В гостиной первым навстречу Горькому, узнавая его по волосам и косоворотке, поднялся Петр Филиппович Якубович. Крупное лицо его было бледным - печать, навсегда наложенная тюремными застенками, - глаза с упрямой и беспокойной искоркой, в бороде - ранняя седина. Как революционер восьмидесятых годов, последний из могикан "Народной воли", в свое время приговоренный к смертной казни, замененной восемнадцатью годами каторги, он у многих, даже у новоявленных народников, что опозорили старое знамя, пробуждал к себе всяческое уважение. И Алексей Максимович, не разделяя его политических воззрений, числил Петра Филипповича среди красиво выкованных борьбою душ - Достоевского и Короленко; хотя и получил от него сердитые письма, обрадовался встрече.
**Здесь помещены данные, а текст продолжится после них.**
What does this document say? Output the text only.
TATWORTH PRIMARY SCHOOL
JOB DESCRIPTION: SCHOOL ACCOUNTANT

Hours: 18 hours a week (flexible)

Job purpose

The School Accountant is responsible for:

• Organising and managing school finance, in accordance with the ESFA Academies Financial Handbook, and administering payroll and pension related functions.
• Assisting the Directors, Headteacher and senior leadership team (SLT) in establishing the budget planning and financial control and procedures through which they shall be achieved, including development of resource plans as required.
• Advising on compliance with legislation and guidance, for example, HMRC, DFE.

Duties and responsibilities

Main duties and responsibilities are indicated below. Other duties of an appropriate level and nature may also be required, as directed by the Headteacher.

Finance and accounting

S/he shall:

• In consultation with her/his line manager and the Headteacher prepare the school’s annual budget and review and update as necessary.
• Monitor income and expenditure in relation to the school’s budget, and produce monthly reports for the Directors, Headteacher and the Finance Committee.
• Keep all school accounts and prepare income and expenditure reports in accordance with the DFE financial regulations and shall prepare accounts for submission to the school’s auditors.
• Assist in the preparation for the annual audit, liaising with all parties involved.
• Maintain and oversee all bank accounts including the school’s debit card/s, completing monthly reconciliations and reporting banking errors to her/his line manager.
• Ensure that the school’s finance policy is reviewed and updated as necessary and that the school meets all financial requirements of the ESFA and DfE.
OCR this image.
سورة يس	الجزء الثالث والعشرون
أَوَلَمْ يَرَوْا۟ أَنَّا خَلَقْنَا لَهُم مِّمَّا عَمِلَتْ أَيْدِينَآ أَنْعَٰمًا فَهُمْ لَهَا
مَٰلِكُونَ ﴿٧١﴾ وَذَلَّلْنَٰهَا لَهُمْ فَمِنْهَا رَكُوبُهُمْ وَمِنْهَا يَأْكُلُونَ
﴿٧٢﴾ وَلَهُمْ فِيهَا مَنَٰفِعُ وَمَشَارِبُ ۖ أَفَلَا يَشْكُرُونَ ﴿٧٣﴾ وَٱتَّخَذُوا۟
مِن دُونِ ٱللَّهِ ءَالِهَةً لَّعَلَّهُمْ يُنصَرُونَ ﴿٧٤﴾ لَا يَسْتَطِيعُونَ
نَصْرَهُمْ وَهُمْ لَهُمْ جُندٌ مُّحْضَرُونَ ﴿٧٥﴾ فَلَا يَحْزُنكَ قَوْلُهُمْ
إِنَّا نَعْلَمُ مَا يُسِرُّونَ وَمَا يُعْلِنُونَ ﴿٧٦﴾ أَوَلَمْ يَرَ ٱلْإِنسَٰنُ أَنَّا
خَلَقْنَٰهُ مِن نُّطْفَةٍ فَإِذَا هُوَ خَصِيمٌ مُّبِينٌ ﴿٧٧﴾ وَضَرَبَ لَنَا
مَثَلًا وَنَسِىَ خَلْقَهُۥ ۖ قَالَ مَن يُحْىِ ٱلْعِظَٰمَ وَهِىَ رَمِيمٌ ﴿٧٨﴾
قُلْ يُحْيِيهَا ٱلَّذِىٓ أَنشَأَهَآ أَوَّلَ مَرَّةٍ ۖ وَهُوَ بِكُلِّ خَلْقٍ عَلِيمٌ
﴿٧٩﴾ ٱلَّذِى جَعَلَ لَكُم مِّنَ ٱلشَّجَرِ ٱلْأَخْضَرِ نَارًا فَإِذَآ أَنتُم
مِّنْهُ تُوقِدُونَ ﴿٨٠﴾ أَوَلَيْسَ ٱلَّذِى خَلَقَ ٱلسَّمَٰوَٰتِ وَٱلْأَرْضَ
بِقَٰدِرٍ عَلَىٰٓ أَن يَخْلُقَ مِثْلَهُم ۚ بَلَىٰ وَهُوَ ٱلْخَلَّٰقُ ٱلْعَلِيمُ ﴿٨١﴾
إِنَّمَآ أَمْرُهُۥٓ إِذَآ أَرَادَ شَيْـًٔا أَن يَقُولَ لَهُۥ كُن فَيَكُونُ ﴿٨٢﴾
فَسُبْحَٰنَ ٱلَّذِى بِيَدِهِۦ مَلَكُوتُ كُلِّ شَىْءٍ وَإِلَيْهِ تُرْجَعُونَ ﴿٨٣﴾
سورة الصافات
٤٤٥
Якубович ответил взаимностью.
– Вот вы какой!
– Крепко пожал руку.
– Высокий да сильный!
– А вы думали - хилый?
– Горький тоже сжал широкую костистую руку изо всей силы.
– Волга-то не зря зовется нашей матушкой!
– Небось двухпудовой гирей крестились? Раз по десять?!
– Нет. По десять раз у нас крестился этакой-то гирей только один Сенька-крючник. Я больше двух раз не мог. А у вас крепкая хватка.
– На силу не обижаюсь - на каторге молотобойцем был. Может, потому и выжил. А гирей креститься - не по моей силе.
– Петр Филиппович, поимейте совесть.
– Подошел Пешехонов, народнический публицист.
– Позвольте и нам познать силу Алексея Максимовича.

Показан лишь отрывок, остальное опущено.